NSSortDescriptor* updatedSortDescriptor = [NSSortDescriptor sortDescriptorWithKey:@"created" ascending:NO];
NSSortDescriptor* sectionSortDescriptor = [NSSortDescriptor sortDescriptorWithKey:@"sectionIdentifier" ascending:NO];
// It's critical the sectionSortDescriptor is first
[fetchRequest setSortDescriptors:@[sectionSortDescriptor, updatedSortDescriptor]];
Note that if either the created
or sectionIdentifier
properties are actually methods on your entity class, that will definitely force Core Data to load all your data before it can sort/section, because it needs to execute that method on each entity first.
When using fetchBatchSize
rather than returning the objects in an NSArray it returns a special batch faulting array. Although it does load in all the object IDs all the objects in the array are faults, meaning their data was not loaded, i.e. like a placeholder object. Then as you loop the array (or the table reload does) when access an object's property, it performs the database query for that object's properties including the next objects up to the fetchBatchSize (the minimum appears to be 4 by the way). The best way to debug this internal behaviour by seeing the queries is to edit your scheme and add a run argument:
-com.apple.CoreData.SQLDebug 1
That will output to console the various queries.

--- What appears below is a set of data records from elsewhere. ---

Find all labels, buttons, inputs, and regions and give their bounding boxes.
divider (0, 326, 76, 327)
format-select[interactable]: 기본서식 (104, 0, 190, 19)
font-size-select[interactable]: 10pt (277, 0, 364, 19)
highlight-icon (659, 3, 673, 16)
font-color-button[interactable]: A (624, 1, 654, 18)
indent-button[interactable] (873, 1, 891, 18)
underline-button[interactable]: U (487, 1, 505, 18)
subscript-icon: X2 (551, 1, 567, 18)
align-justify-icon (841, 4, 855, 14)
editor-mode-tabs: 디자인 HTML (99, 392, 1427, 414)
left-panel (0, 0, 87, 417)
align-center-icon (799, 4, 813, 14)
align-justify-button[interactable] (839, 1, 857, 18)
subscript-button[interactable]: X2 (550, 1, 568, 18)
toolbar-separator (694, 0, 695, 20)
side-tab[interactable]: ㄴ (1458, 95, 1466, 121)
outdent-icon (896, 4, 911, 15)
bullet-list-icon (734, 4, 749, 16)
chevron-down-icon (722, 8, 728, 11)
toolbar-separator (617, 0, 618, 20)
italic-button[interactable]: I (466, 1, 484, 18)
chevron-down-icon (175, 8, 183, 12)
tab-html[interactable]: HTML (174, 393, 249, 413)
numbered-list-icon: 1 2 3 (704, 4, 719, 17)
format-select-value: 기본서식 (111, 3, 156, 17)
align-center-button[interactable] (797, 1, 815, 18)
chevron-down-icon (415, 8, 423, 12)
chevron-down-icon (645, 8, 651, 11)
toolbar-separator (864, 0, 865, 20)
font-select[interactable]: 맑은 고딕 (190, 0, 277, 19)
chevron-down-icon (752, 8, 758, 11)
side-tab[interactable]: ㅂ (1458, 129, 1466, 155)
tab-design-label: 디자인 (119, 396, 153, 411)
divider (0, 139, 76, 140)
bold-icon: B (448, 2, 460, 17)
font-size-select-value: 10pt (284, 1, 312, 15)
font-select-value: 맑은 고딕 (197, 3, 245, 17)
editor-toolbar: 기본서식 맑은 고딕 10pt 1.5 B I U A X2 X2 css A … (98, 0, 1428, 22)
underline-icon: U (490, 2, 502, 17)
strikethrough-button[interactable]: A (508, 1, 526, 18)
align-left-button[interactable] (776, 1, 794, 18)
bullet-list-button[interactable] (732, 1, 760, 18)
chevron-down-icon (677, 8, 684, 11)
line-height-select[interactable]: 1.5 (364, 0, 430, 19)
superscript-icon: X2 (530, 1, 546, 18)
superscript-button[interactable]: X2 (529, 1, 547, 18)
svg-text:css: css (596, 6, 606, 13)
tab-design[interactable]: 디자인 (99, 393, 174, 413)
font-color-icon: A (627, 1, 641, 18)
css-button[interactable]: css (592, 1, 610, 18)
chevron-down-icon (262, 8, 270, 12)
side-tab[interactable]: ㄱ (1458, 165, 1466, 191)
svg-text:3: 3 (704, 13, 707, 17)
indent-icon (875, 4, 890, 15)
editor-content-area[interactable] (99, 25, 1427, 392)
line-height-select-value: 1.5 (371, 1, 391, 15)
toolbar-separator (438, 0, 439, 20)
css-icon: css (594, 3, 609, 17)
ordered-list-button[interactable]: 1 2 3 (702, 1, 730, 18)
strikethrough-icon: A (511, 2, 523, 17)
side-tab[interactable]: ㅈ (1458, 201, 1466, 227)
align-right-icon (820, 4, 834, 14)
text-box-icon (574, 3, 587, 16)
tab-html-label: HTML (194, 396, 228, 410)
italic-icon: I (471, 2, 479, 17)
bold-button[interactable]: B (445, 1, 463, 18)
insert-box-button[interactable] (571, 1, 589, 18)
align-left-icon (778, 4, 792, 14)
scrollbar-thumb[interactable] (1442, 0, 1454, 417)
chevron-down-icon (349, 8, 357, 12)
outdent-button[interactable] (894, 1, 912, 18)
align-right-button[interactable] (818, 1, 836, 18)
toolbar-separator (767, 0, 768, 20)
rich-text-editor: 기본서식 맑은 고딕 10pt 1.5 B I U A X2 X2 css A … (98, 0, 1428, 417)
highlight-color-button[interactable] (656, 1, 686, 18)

You'll see the first query for the row IDs, then each batch loading of data.
So what you might be experiencing is it being slow to load in all the row IDs and creating the faulted objects, however that should be fast.
Another possibility is when it accesses the sectionIdentifier property to build the sections, that causes the object to be loaded in too, and thus causes all batches to load. To solve that you could try setting propertiesToFetch to include the sectionIdentifier, that way the first query should load in that property and then when it is accessed the object shouldn't be loaded in.
I've had the same question and in the end I concluded, that it works as it should.
When you set fetchBatchSize fetchRequest loads all data to cache because otherwise this parameter would be useless. I guess it's used for using data just after loading. But when you getting object as [fetchResultController objectAtIndexPath:indexPath]
it is fulfilled by ManagedObjectContext (I suppose), not by fetchRequest.
So you can set fetchBatchSize to 0 and every time you access fault it will be requested from persistent store. Or you can set other value and also set fetchLimit and fetchOffset every time you scroll table view. But you still have to know overall objects number.